Театр стоил этого: артистический состав труппы был необычайно высок, и вся Пермь неистовствовала от восхищенья.
Театр лишил меня спокойствия и сна.
Театр со всем многочисленным ансамблем влез в мою впечатлительную грудь и там давал сплошные сумбурные представленья.
Театр стал мной, а я – театром.
Не отдавая отчета в своих действиях, я однажды тайно явился за кулисы к режиссеру и предложил свои услуги бесплатно в качестве последнего актера.
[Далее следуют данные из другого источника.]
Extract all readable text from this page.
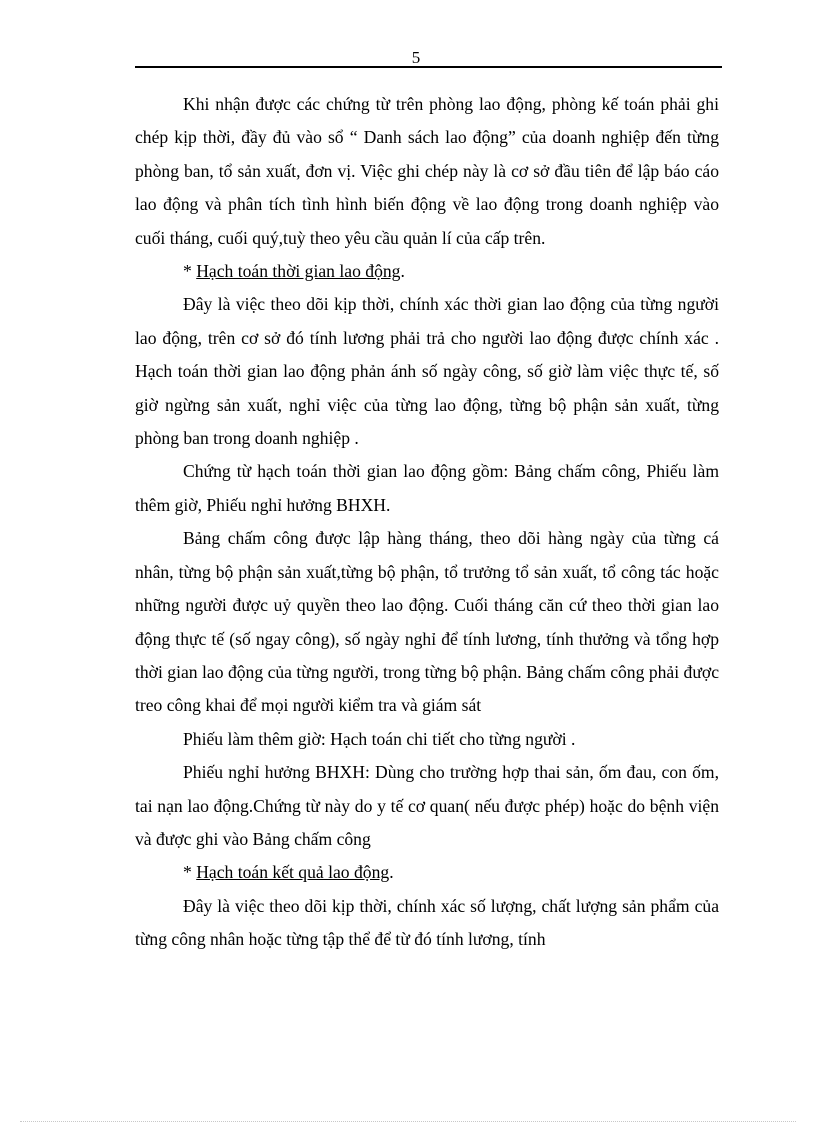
5

Khi nhận được các chứng từ trên phòng lao động, phòng kế toán phải ghi chép kịp thời, đầy đủ vào sổ “ Danh sách lao động” của doanh nghiệp đến từng phòng ban, tổ sản xuất, đơn vị. Việc ghi chép này là cơ sở đầu tiên để lập báo cáo lao động và phân tích tình hình biến động về lao động trong doanh nghiệp vào cuối tháng, cuối quý,tuỳ theo yêu cầu quản lí của cấp trên.

* Hạch toán thời gian lao động.

Đây là việc theo dõi kịp thời, chính xác thời gian lao động của từng người lao động, trên cơ sở đó tính lương phải trả cho người lao động được chính xác . Hạch toán thời gian lao động phản ánh số ngày công, số giờ làm việc thực tế, số giờ ngừng sản xuất, nghỉ việc của từng lao động, từng bộ phận sản xuất, từng phòng ban trong doanh nghiệp .

Chứng từ hạch toán thời gian lao động gồm: Bảng chấm công, Phiếu làm thêm giờ, Phiếu nghỉ hưởng BHXH.

Bảng chấm công được lập hàng tháng, theo dõi hàng ngày của từng cá nhân, từng bộ phận sản xuất,từng bộ phận, tổ trưởng tổ sản xuất, tổ công tác hoặc những người được uỷ quyền theo lao động. Cuối tháng căn cứ theo thời gian lao động thực tế (số ngay công), số ngày nghỉ để tính lương, tính thưởng và tổng hợp thời gian lao động của từng người, trong từng bộ phận. Bảng chấm công phải được treo công khai để mọi người kiểm tra và giám sát

Phiếu làm thêm giờ: Hạch toán chi tiết cho từng người .

Phiếu nghỉ hưởng BHXH: Dùng cho trường hợp thai sản, ốm đau, con ốm, tai nạn lao động.Chứng từ này do y tế cơ quan( nếu được phép) hoặc do bệnh viện và được ghi vào Bảng chấm công

* Hạch toán kết quả lao động.

Đây là việc theo dõi kịp thời, chính xác số lượng, chất lượng sản phẩm của từng công nhân hoặc từng tập thể để từ đó tính lương, tính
Мудрый режиссер Рудин, заложив руки в брюки, ответил резонно:
– Ну что ж – раз бесплатно – пожалуйста!
– Мерси. Когда?
– Приходите к началу завтра. Для первого выхода вы сыграете роль извозчика.
– Роль выигрышная?
– Да. Невыигрышные роли играют только плохие актеры, ххе-хе.
– Постараюсь понравиться.
На завтра состоялся дебют.
Меня одели толстым извозчиком, загримировали, наклеили рыжую бороду, усы, брови и отослали кверху, на колосники, в мастерскую декоратора, пока не позовут на выход.
Я терпеливо ждал часа два-три, страшно вспотел, устал, и вдруг кругом стали тушить электричество – я бросился в темноте вниз, путаясь в длинном извозчичьем одеяньи.
Какой то встречный театральный рабочий меня испугался:
– Фу, чорт! Ты что тут делаешь?
Объяснились.
Оказалось: спектакль кончился, а про меня забыли.
Парикмахер по дороге, уходя домой, с остервененьем сорвал с меня усы-бороду так, что неделю из глаз сыпались искры, как ночью из паровозной трубы.
Но я не унывал, ибо это было искусство и значит надо уметь страдать до конца.
Об этих мученьях читал и слышал.
Готовился и дальше к сладостным истязаньям во славу искусства, – это ведь не служба на железной дороге.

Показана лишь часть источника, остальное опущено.